Four out of
Five stars
Running time:
97 mins
Impressively directed and brilliantly written, this is an intriguing, unusual and ultimately unsettling drama with great performances from the entire cast.
What's it all about?
Directed by Ursula Meier, Home stars Isabelle Huppert and Olivier Gourmet as Marthe and Michel, a married couple who live in an isolated house by the side of an unfinished motorway with their three children, sulky sun-bunny Judith (Adalaide Leroux), obsessive younger teenager Marion (Madeleine Budd) and bundle of boyish energy Julien (Kacey Mottet Klein). However, their idyllic lifestyle is suddenly shattered when, after 10 years, Route E57 is finally finished and opened to the public.
The Good
The script and direction are both excellent, allowing for a subtle shift from ramshackle family comedy into something much darker. The sharply written screenplay also gains points for crediting the audience with enough intelligence to fill in the gaps for themselves – for example, it's strongly hinted that Marthe had some sort of city-induced breakdown in the past, yet we never learn the details.

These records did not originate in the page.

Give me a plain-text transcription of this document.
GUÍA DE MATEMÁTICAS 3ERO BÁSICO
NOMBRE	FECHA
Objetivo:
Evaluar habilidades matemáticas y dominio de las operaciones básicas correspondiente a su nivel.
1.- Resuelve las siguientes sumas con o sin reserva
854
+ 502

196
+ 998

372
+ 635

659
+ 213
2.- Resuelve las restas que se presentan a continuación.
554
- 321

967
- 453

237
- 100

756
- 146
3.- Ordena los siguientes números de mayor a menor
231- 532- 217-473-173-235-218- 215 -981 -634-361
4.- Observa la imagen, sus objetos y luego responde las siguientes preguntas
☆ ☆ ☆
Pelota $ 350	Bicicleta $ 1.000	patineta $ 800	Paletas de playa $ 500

Initially, Home seems like it's going to be one of those against-the-odds comedies and that the family will try to somehow get the motorway closed down (such as in Australia's The Castle), but the film never does quite what you expect and the result is something that's simultaneously blackly funny, deeply moving and genuinely disturbing.
It's also powerfully atmospheric and claustrophobic, so that you actually feel you're living in the house with them.
The Great
The performances are superb and the family interactions are both believable and engaging. Huppert and Klein are particularly good, especially in their scenes together, such as when she drags him out of bed at midnight so he can have one last play on the empty highway.
The film's also beautifully shot, courtesy of cinematographer Agnes Godard. In addition, the sound design is excellent, as the relentless traffic noise starts to drive the audience slowly insane too (this will be lost when the film goes to DVD so see it in the cinema if at all possible).
Worth seeing?
Home is a surreal, disturbing, blackly funny and ultimately moving drama that marks director Ursula Meier out as a talent to watch. Highly recommended.